Editor’s note: The Department of Justice issued two reports March 4 regarding its civil rights investigations of Ferguson, Mo.

The Department of Justice’s investigation into law-enforcement practices in Ferguson, Mo., is nearly complete, and the full findings could be released to the public as early as this week. From the information that has leaked out, the results of the investigation appear to confirm allegations of long-standing abuses by Ferguson police against the town’s residents. Specifically, the DOJ reportedly found evidence of excessive use of force, rampant racial profiling, as well as an undercurrent of racism that extended beyond the police force and to the local court system.

Exaggerations aside, the extreme and systemic nature of these abuses is as close to a modern-day Jim Crow as we may have witnessed in this millennium. That is not to suggest that there are not many other Fergusons across America, but in this case, the findings serve as validation for what many have been saying for decades. The frustrations we saw displayed by Ferguson residents were not simply about Michael Brown’s death, but also about decades of oppression and abuse at the hands of Ferguson police.

The DOJ reportedly found that Ferguson police officers routinely used excessive force when dealing with black suspects, even where those suspects ultimately were not guilty of any crime. Justice officials also found that black motorists in Ferguson were far more likely to be stopped and searched, even in cases where no contraband was ultimately recovered. The significance of this sort of racial profiling is multidimensional: Where the police made arrests—even for minor traffic violations—blacks were found to have been held in jail for longer periods than whites, and when tickets or summonses were issued that only furthered the vicious cycle of Ferguson’s municipality funding itself on the backs of its poorest citizens.

The investigation also uncovered racist emails between Ferguson police and employees at the local courthouse. One 2008 email allegedly referred to President Barack Obama as likely to serve only one term because, “What black man keeps a job for longer than four years?”

There are a few possible outcomes resulting from the investigation’s findings. The DOJ could reach a settlement that would provide various forms of injunctive and possibly monetary relief. This would likely include completely revamped training for officers, a revised system and new measures for department oversight and possibly initiatives to increase the number of black officers on the police force.
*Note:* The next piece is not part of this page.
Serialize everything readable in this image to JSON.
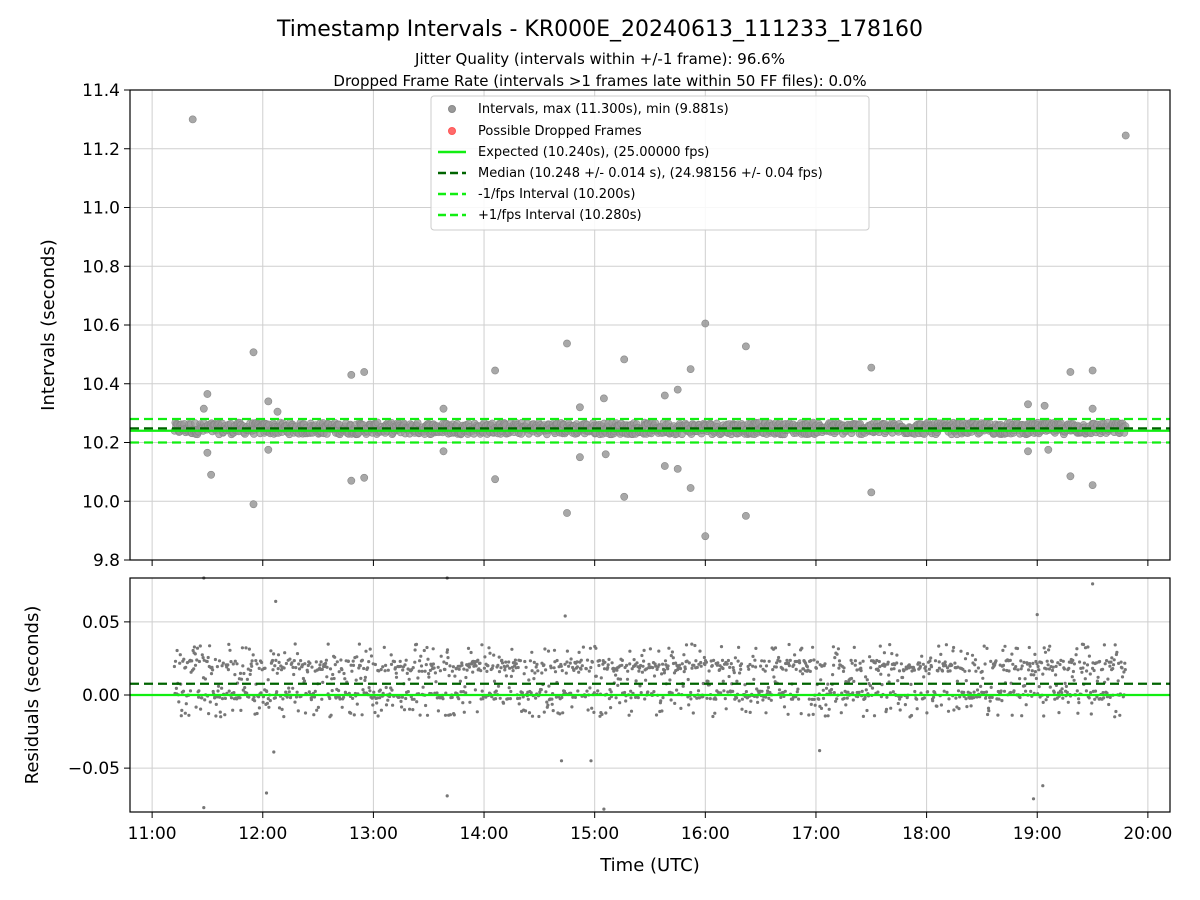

The Justice Department could also decide to sue the Ferguson Police Department over its violations. In either case, the DOJ can afford to be fairly aggressive in the relief it demands because of the highly publicized nature of the investigation and the clear and indisputable nature of its findings.

Earlier this week, President Obama met with top law-enforcement officials across the country to discuss the development of new strategies in community policing. Given the nature of the violations in Ferguson and the national conversation about law enforcement in communities of color following the deaths of Ezell Ford, Akai Gurley, Eric Garner and Tamir Rice, the ultimate resolution here will be of significant interest to other cities that are dealing with problems between police and communities of color. This very well may be a wake-up call to those police forces for them to proactively re-examine their own practices to avoid the scrutiny and embarrassment of a federal investigation.

If there is any bright spot to be gathered from this investigation, it is the sense that local police are now being policed. Hopefully, this investigation, and its results, functions as a catalyst for real change in the way of not only policy and initiatives, but also actual enforcement to ensure that officers protect and serve rather than harass and abuse.